- TVM uses memory scope to indicate the place to locate buffer.
# you can set it explicitly
s[B].set_scope('local')
s[B].set_scope('shared')
s[B].set_scope('global')
# Sometimes tvm can compute the scope automatically.
s[B].compute_at(s[C], i)
# if i is bound to blockIdx, then the scope of B is 'shared' by default
# if i is bound to threadIdx, then the scope of B is 'local' by default
# tvm will compute the correct size of B by bound inference according to its memory scope.
- If B is very large and you want to put it to global memory, you should allocate that buffer explicitly and pass it to the function built by tvm.
import tvm
import numpy as np
N = 1024
A = tvm.placeholder((N, N), name='A')
B = tvm.compute((N, N), lambda i, j: A[i,j], name='B')
C = tvm.compute((N, N), lambda i, j: B[i,j], name='C')

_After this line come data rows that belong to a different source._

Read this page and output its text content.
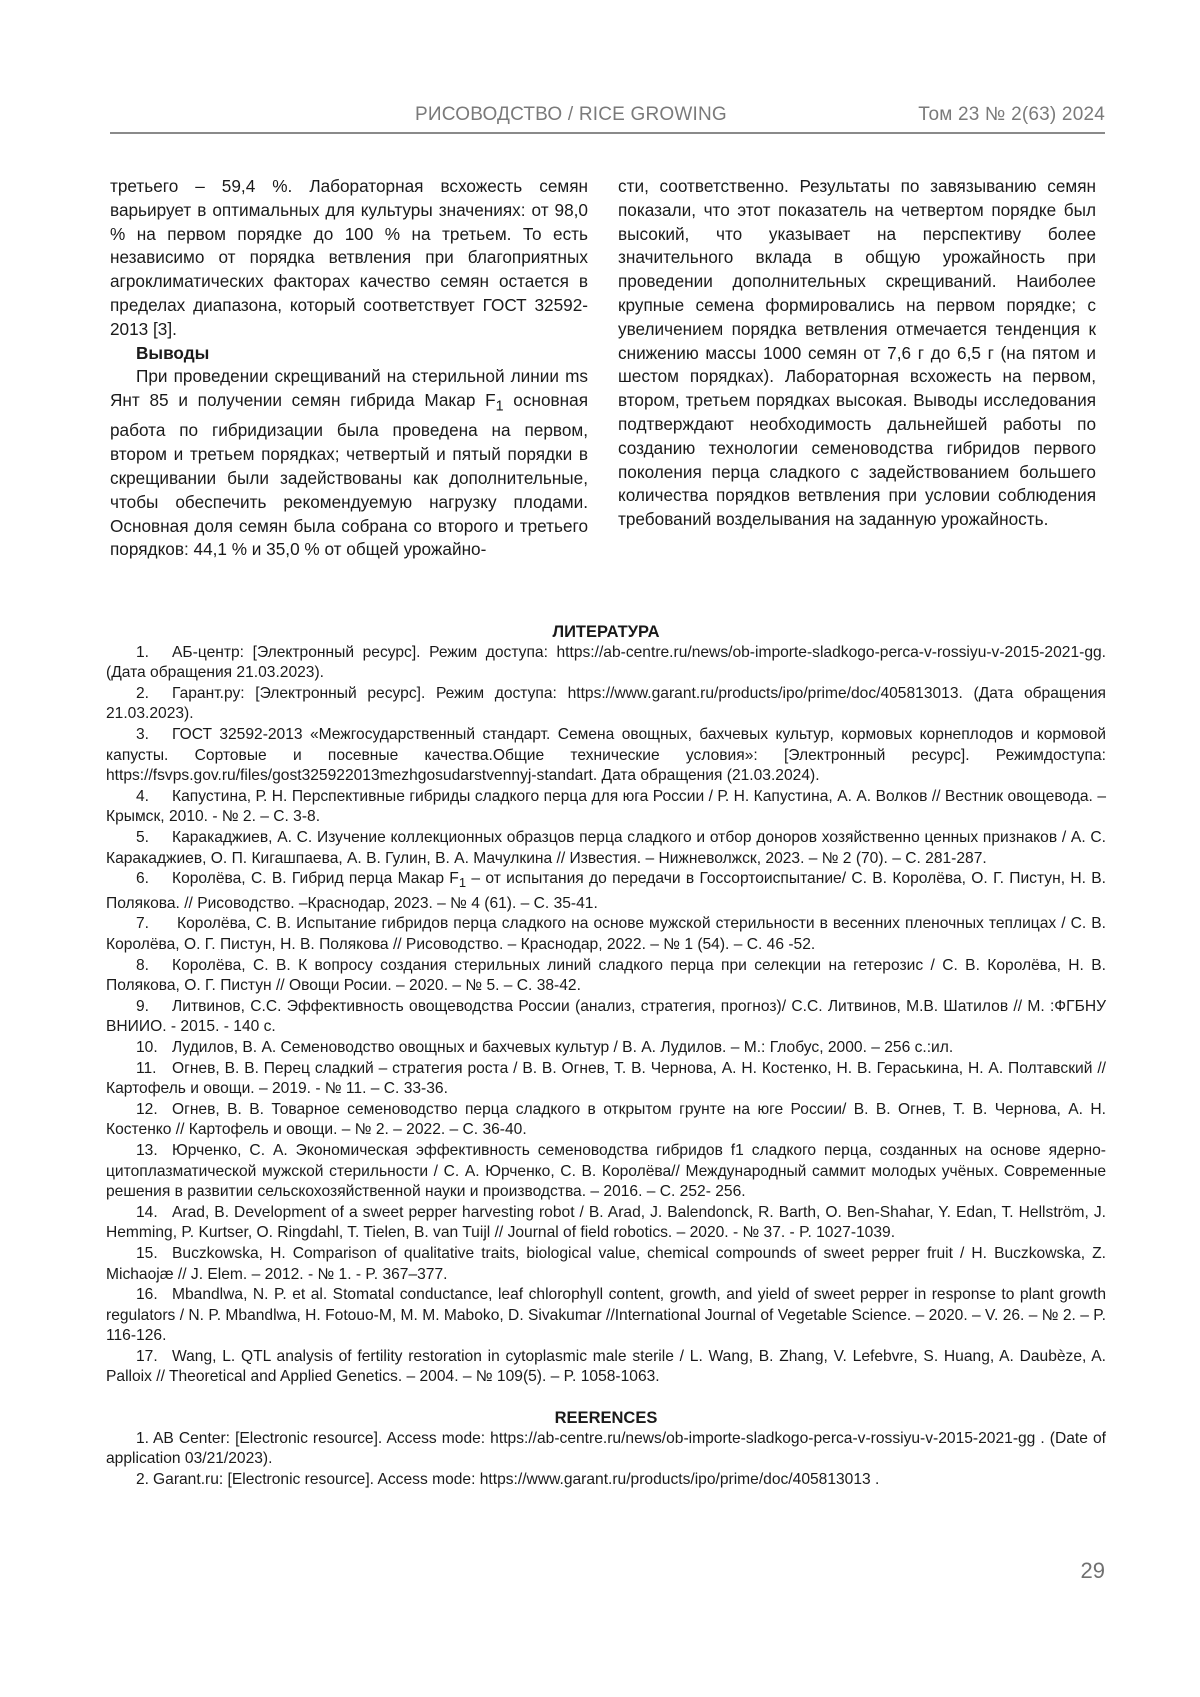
РИСОВОДСТВО / RICE GROWING	Том 23 № 2(63) 2024

третьего – 59,4 %. Лабораторная всхожесть семян варьирует в оптимальных для культуры значениях: от 98,0 % на первом порядке до 100 % на третьем. То есть независимо от порядка ветвления при благоприятных агроклиматических факторах качество семян остается в пределах диапазона, который соответствует ГОСТ 32592-2013 [3].

Выводы

При проведении скрещиваний на стерильной линии ms Янт 85 и получении семян гибрида Макар $F_1$ основная работа по гибридизации была проведена на первом, втором и третьем порядках; четвертый и пятый порядки в скрещивании были задействованы как дополнительные, чтобы обеспечить рекомендуемую нагрузку плодами. Основная доля семян была собрана со второго и третьего порядков: 44,1 % и 35,0 % от общей урожайно-

сти, соответственно. Результаты по завязыванию семян показали, что этот показатель на четвертом порядке был высокий, что указывает на перспективу более значительного вклада в общую урожайность при проведении дополнительных скрещиваний. Наиболее крупные семена формировались на первом порядке; с увеличением порядка ветвления отмечается тенденция к снижению массы 1000 семян от 7,6 г до 6,5 г (на пятом и шестом порядках). Лабораторная всхожесть на первом, втором, третьем порядках высокая. Выводы исследования подтверждают необходимость дальнейшей работы по созданию технологии семеноводства гибридов первого поколения перца сладкого с задействованием большего количества порядков ветвления при условии соблюдения требований возделывания на заданную урожайность.

ЛИТЕРАТУРА

1. АБ-центр: [Электронный ресурс]. Режим доступа: https://ab-centre.ru/news/ob-importe-sladkogo-perca-v-rossiyu-v-2015-2021-gg. (Дата обращения 21.03.2023).

2. Гарант.ру: [Электронный ресурс]. Режим доступа: https://www.garant.ru/products/ipo/prime/doc/405813013. (Дата обращения 21.03.2023).

3. ГОСТ 32592-2013 «Межгосударственный стандарт. Семена овощных, бахчевых культур, кормовых корнеплодов и кормовой капусты. Сортовые и посевные качества.Общие технические условия»: [Электронный ресурс]. Режимдоступа: https://fsvps.gov.ru/files/gost325922013mezhgosudarstvennyj-standart. Дата обращения (21.03.2024).

4. Капустина, Р. Н. Перспективные гибриды сладкого перца для юга России / Р. Н. Капустина, А. А. Волков // Вестник овощевода. – Крымск, 2010. - № 2. – С. 3-8.

5. Каракаджиев, А. С. Изучение коллекционных образцов перца сладкого и отбор доноров хозяйственно ценных признаков / А. С. Каракаджиев, О. П. Кигашпаева, А. В. Гулин, В. А. Мачулкина // Известия. – Нижневолжск, 2023. – № 2 (70). – С. 281-287.

6. Королёва, С. В. Гибрид перца Макар $F_1$ – от испытания до передачи в Госсортоиспытание/ С. В. Королёва, О. Г. Пистун, Н. В. Полякова. // Рисоводство. –Краснодар, 2023. – № 4 (61). – С. 35-41.

7. Королёва, С. В. Испытание гибридов перца сладкого на основе мужской стерильности в весенних пленочных теплицах / С. В. Королёва, О. Г. Пистун, Н. В. Полякова // Рисоводство. – Краснодар, 2022. – № 1 (54). – С. 46 -52.

8. Королёва, С. В. К вопросу создания стерильных линий сладкого перца при селекции на гетерозис / С. В. Королёва, Н. В. Полякова, О. Г. Пистун // Овощи Росии. – 2020. – № 5. – С. 38-42.

9. Литвинов, С.С. Эффективность овощеводства России (анализ, стратегия, прогноз)/ С.С. Литвинов, М.В. Шатилов // М. :ФГБНУ ВНИИО. - 2015. - 140 с.

10. Лудилов, В. А. Семеноводство овощных и бахчевых культур / В. А. Лудилов. – М.: Глобус, 2000. – 256 с.:ил.

11. Огнев, В. В. Перец сладкий – стратегия роста / В. В. Огнев, Т. В. Чернова, А. Н. Костенко, Н. В. Гераськина, Н. А. Полтавский // Картофель и овощи. – 2019. - № 11. – С. 33-36.

12. Огнев, В. В. Товарное семеноводство перца сладкого в открытом грунте на юге России/ В. В. Огнев, Т. В. Чернова, А. Н. Костенко // Картофель и овощи. – № 2. – 2022. – С. 36-40.

13. Юрченко, С. А. Экономическая эффективность семеноводства гибридов f1 сладкого перца, созданных на основе ядерно-цитоплазматической мужской стерильности / С. А. Юрченко, С. В. Королёва// Международный саммит молодых учёных. Современные решения в развитии сельскохозяйственной науки и производства. – 2016. – С. 252- 256.

14. Arad, B. Development of a sweet pepper harvesting robot / B. Arad, J. Balendonck, R. Barth, O. Ben-Shahar, Y. Edan, T. Hellström, J. Hemming, P. Kurtser, O. Ringdahl, T. Tielen, B. van Tuijl // Journal of field robotics. – 2020. - № 37. - P. 1027-1039.

15. Buczkowska, H. Comparison of qualitative traits, biological value, chemical compounds of sweet pepper fruit / H. Buczkowska, Z. Michaojæ // J. Elem. – 2012. - № 1. - P. 367–377.

16. Mbandlwa, N. P. et al. Stomatal conductance, leaf chlorophyll content, growth, and yield of sweet pepper in response to plant growth regulators / N. P. Mbandlwa, H. Fotouo-M, M. M. Maboko, D. Sivakumar //International Journal of Vegetable Science. – 2020. – V. 26. – № 2. – P. 116-126.

17. Wang, L. QTL analysis of fertility restoration in cytoplasmic male sterile / L. Wang, B. Zhang, V. Lefebvre, S. Huang, A. Daubèze, A. Palloix // Theoretical and Applied Genetics. – 2004. – № 109(5). – P. 1058-1063.

REERENCES

1. AB Center: [Electronic resource]. Access mode: https://ab-centre.ru/news/ob-importe-sladkogo-perca-v-rossiyu-v-2015-2021-gg . (Date of application 03/21/2023).

2. Garant.ru: [Electronic resource]. Access mode: https://www.garant.ru/products/ipo/prime/doc/405813013 .

29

s = tvm.create_schedule([C.op])
i, j = s[C].op.axis
s[C].bind(i, tvm.thread_axis("blockIdx.x"))
s[B].compute_at(s[C], i) # fuse B to C
# note that we add `B` to the argument list
# If we pass B to the argument list, then the scope of B is `global`
print(tvm.lower(s, [A, B, C], simple_mode=True))
func = tvm.build(s, [A, B, C], 'cuda')
# allocate three buffers and call `func`
a = tvm.nd.array(np.random.randn(N, N).astype(np.float32), ctx=tvm.gpu())
b = tvm.nd.empty((N, N), ctx=tvm.gpu())
c = tvm.nd.empty((N, N), ctx=tvm.gpu())
func(a, b, c)
On the other hand, too large intermediate result often means there is no locality in your computation. You cannot get benefit from the fusion, so you can consider to unfuse them. If you do not use s[B].compute_at
, you needn’t pass B
to the argument list or allocate it explicitly.